COMMENTARY: Forget NAFTA, how about free trade within Canada ?

The Supreme Court of Canada has agreed to hear a Crown appeal of a New Brunswick ruling overturning a ban on bringing alcohol across provincial boundaries, in a case that could change the nature of Canadian federalism. (THE CANADIAN PRESS/Ryan Remiorz)

By Bill Kelly, Radio Host 900CHML

It’s interesting to note that while many Canadian provinces are concerned about the potential for even stricter trade barriers to American markets, many of those same provinces continue to enforce their own trade barriers and tariffs with other provinces.

Economists estimate that those cross-provincial tariffs cost us anywhere from $60 billion to $130 billion a year!

To be fair, there has been progress on relaxing inter-provincial trade barriers, but one of the most contentious issues is the sale of wine, beer and spirits.

Well, that may be about to change.

The Supreme Court will hear an appeal of what has affectionately been called “the border beer case.”

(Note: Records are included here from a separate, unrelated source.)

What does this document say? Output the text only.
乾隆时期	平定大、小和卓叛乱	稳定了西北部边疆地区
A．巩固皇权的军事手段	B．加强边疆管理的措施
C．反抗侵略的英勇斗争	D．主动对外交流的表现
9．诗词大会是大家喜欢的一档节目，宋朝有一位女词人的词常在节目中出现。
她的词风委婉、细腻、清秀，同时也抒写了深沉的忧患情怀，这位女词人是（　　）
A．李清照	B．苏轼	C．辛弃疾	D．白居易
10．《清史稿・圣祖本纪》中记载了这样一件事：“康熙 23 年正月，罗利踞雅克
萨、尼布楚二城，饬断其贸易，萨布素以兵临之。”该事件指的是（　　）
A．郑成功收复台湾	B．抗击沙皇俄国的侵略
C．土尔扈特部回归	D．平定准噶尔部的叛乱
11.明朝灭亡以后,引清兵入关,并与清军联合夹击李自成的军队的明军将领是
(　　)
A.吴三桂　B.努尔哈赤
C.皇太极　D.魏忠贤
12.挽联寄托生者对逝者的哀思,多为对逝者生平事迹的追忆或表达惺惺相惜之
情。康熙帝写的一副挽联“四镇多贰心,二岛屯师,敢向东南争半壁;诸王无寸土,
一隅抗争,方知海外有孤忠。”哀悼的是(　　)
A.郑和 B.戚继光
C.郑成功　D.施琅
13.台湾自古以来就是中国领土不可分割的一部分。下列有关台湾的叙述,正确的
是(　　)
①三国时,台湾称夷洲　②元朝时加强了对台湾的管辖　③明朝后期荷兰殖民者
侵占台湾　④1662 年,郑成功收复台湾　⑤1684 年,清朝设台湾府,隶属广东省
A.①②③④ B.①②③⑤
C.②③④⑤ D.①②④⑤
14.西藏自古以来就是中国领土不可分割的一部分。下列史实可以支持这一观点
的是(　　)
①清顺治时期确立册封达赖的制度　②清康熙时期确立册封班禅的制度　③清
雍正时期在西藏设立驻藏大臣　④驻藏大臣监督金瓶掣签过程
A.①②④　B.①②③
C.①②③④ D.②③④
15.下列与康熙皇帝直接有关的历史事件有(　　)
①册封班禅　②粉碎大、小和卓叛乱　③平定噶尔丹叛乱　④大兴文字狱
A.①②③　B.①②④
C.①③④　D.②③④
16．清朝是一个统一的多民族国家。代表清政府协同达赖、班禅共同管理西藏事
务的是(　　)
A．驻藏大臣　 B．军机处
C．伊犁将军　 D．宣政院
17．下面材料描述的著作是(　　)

A New Brunswick man is appealing his conviction for transporting 14 cases of beer from Quebec to his New Brunswick home, just a few miles from the border.

How un-Canadian is that, eh?

Let’s face it; provincial tariffs are archaic and hurtful to our still fragile economy.

And, this isn’t just about buying cheaper beer.

Eliminating the barriers would allow wineries and microbreweries access to markets all over the country and that’s good for the economy in every province.

Before we start worrying about problematic NAFTA trade talks, let’s clean up our own mess on this side of the border.